The temporary celibacy of young men in polygynous societies is rarely absolute, however. While it often postpones the establishment of a stable pair-bond and the procreation of children, it often does not preclude dalliance with unmarried girls, adultery with younger wives of older men, or the rape or seduction of women conquered in warfare (van den Berghe, 1979, pp. 50-51)

But these are not the main shortcomings of Cochran’s argument. The main one is the existence of another culture area where men typically did not marry until their late 20s or early 30s. This is Western Europe, specifically Europe west of the Hajnal line, where most young men had to postpone marriage until they could inherit a plot of farmland. This pattern is attested in the earliest marriage records, notably those of an English community between 1252 and 1478:

The average age at first marriage in the Lincolnshire Fenland before the Black Death would be 24 years for the woman and 32 years for the man. The wife would die one year before her husband and the marriage would last for about 13 years. The couple could have six children, if their fertility was higher than average, of whom, judging by pedigrees, perhaps three would survive to become adults. After the Black Death the mean age would be 27 for the woman and 32 for the man. The husband would die three years before his wife and the marriage would last about 12 years. Again the couple could have six children, of whom perhaps three would survive to become adult. (Hallam, 1985, p. 66)

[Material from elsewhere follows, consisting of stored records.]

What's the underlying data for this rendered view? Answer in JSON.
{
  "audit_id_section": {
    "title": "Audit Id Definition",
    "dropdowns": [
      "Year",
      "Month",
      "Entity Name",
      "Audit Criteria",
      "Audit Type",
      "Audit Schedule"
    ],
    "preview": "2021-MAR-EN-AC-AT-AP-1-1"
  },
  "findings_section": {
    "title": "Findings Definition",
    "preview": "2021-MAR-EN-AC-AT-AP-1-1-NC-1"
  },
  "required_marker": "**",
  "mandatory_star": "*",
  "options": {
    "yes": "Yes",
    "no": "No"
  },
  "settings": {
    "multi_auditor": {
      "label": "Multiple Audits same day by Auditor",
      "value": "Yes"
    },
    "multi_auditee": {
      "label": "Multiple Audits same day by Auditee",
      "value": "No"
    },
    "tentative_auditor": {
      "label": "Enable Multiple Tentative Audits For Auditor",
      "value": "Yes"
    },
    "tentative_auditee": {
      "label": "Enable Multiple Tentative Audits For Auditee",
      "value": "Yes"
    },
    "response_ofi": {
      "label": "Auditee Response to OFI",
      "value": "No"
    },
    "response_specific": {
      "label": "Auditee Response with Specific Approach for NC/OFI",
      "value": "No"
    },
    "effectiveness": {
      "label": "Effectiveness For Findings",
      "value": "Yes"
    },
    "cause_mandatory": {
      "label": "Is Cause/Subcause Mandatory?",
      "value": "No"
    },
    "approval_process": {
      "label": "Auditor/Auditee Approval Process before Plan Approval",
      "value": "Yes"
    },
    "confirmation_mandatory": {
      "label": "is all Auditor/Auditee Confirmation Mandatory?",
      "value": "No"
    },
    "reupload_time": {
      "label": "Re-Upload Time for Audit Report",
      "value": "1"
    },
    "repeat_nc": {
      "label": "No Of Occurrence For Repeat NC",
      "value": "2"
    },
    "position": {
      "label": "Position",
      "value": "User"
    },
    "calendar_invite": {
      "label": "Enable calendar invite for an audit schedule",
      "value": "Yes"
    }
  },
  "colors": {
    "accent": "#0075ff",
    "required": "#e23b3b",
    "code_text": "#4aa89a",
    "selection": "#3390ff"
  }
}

This pattern may go even farther back in time. Seccombe (1992, p. 94) cites a 9th-century survey of the Church of St Victor of Marseille, where both men and women appear to have married in their mid to late twenties.

So, for the last millennium, most Western European men began to reproduce at around the same age as their counterparts in sub-Saharan Africa. Over most of that period, they would have ended their reproductive careers at an older age, given the difference in life expectancy.

Yet it is in Western Europe where we find some of the highest mean IQs in the world. One might counter that IQ has been pushed upward by strong selection pressures, notably those associated with gene-culture co-evolution. Undoubtedly. But, then, why cannot gene-culture co-evolution stand alone as a sufficient explanation … not only for Western Europeans but also for sub-Saharan Africans?

References

Cochran, C. (2012a). Gerontocratic polygyny, August 26, West Hunter
http://westhunt.wordpress.com/2012/08/26/gerontocratic-polygyny/

Cochran, C. (2012b). Obvious! Yessss! It was obvious! September 5, West Hunter
http://westhunt.wordpress.com/2012/09/05/obvious-yessss-it-was-obvious

Cochran, C. (2012c).  Gambia, September 17, West Hunter
http://westhunt.wordpress.com/2012/09/17/gambia/

Hallam, H.E. (1985). Age at first marriage and age at death in the Lincolnshire Fenland, 1252-1478, Population Studies, 39, 55-69.

JayMan (2012). More on farming and inheritance systems – Part 1: IQ, June 14, JayMan’s Blog
http://jaymans.wordpress.com/2012/06/14/more-on-farming-and-inheritance-systems-part-i-iq/

Pebley, A. R., and Mbugua, W. (1989). Polygyny and Fertility in Sub-Saharan Africa. In R. J. Lesthaeghe (Ed.), Reproduction and Social Organization in Sub-Saharan Africa, Berkeley: University of California Press, pp. 338-364.

Seccombe, W. (1992). A Millennium of Family Change. Feudalism to Capitalism in Northwestern Europe, London: Verso.

van den Berghe, P.L. (1979). Human Family Systems. An Evolutionary View. New York: Elsevier.

Wilson, M. (1950). Nyakyusa kinship, in Radcliffe-Brown, A.R., and Forde, D. (Eds). African Systems of Kinship and Marriage. (pp. 111-139), London: Oxford University Press.